Furthermore, NASAA (North American Securities Administrators Association) also filed a brief saying that platforms such as Coinbase operate similarly to a securities exchange. However, NASAA’s brief noted that such platforms are exempt from regulatory oversight, posing a threat to investor protection.
Can Coinbase win against the SEC in court?
The SEC filed a lawsuit against the exchange alleging that it violates the Securities Exchange Act of 1934 and the Securities Act of 1933. Coinbase, however, denies all allegations.
Earlier this year, the SEC partially lost its lawsuit against Ripple, where it claimed that XRP was a security. However, a U.S. court ruled that the sale of XRP on public exchanges complied with federal securities laws. Nonetheless, the court did say that Ripple violated securities laws in regard to how institutions bought XRP.
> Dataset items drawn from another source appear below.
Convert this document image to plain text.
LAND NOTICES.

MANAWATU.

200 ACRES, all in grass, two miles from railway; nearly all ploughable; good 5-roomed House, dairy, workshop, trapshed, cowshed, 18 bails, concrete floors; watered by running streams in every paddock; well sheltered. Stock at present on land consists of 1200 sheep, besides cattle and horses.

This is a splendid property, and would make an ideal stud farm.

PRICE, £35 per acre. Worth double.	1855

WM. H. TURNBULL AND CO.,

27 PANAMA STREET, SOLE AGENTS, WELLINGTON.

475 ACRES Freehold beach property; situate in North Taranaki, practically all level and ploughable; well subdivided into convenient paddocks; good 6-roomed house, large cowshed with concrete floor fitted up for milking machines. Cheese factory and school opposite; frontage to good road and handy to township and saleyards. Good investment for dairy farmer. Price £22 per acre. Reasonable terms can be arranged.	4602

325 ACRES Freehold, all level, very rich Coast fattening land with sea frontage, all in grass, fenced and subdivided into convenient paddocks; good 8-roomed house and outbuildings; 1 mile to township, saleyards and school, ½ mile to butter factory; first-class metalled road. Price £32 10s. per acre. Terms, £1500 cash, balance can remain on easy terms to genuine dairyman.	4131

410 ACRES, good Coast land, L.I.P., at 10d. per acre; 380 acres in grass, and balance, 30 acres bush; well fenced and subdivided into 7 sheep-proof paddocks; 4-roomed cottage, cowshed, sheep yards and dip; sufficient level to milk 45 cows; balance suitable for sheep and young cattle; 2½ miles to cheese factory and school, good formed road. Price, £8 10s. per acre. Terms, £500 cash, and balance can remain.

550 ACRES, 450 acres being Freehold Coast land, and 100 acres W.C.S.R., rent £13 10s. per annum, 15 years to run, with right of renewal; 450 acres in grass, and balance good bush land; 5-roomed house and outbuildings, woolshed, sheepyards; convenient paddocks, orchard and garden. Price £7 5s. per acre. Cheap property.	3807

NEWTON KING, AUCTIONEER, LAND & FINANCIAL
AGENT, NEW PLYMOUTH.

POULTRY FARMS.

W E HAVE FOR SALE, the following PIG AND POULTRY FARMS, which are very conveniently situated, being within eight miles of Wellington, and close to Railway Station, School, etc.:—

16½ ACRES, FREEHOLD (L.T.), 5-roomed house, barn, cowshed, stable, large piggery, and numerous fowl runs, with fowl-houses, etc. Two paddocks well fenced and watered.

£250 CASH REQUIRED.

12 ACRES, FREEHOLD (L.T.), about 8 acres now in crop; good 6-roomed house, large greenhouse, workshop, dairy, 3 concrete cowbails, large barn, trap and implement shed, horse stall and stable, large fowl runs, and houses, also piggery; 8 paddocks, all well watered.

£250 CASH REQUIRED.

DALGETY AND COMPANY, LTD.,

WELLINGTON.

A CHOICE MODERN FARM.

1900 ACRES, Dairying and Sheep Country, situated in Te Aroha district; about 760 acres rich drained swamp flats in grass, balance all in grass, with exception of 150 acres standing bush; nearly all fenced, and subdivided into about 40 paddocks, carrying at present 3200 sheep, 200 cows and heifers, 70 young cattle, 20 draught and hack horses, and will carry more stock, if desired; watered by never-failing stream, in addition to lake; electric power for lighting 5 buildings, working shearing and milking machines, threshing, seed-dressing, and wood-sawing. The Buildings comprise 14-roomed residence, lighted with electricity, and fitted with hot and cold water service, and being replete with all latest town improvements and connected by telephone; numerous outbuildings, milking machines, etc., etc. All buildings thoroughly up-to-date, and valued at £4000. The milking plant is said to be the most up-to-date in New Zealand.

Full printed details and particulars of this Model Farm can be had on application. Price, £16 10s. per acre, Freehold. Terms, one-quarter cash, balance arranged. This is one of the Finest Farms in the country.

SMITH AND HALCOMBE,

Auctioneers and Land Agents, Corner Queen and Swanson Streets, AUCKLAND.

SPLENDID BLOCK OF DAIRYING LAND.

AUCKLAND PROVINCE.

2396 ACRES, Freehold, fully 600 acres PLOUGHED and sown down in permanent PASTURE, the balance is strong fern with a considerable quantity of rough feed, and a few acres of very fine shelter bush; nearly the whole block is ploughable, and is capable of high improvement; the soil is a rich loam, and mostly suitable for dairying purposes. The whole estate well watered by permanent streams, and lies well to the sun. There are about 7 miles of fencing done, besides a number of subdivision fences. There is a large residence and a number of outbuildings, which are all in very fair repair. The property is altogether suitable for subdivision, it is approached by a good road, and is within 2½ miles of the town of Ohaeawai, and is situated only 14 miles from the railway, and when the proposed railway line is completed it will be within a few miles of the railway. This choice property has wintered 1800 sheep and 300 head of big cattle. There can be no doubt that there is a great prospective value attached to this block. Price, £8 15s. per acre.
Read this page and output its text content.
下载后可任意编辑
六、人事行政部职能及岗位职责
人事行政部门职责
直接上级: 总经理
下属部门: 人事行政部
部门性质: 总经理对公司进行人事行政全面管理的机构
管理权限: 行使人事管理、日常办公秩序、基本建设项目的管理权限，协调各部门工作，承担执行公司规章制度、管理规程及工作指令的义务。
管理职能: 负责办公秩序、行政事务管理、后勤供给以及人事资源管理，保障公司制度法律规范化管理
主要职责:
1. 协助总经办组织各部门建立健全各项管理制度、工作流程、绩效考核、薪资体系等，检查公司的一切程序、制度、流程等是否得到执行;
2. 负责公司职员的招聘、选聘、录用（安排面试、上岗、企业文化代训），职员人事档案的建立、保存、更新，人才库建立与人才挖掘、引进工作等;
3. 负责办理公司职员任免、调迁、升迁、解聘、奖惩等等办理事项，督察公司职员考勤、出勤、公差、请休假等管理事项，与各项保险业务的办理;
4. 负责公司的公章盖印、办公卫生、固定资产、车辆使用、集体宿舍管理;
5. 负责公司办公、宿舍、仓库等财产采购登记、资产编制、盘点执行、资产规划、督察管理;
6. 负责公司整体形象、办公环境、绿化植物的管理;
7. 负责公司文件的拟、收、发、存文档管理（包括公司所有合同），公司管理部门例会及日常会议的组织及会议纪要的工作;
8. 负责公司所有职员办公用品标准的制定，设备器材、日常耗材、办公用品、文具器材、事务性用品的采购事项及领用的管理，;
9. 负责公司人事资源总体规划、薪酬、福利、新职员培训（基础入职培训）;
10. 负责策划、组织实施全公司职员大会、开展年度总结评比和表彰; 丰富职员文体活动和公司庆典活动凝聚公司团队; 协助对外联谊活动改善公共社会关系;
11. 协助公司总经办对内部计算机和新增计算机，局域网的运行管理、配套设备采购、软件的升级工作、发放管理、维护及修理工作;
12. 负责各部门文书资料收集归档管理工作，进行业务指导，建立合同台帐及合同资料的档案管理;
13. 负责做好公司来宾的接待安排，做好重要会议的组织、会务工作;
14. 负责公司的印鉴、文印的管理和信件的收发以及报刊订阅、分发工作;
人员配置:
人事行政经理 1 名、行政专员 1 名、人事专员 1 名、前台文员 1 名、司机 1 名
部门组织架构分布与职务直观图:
As of now, it is unclear as to how the courts would draw a conclusion. Although Coinbase says that the rules are not clear in the U.S., the SEC claims otherwise. The watchdog has garnered a lot of criticism from not just firms and investors, but also from many politicians. Many have accused the SEC of choking crypto innovation in the U.S. due to its crackdown on crypto firms.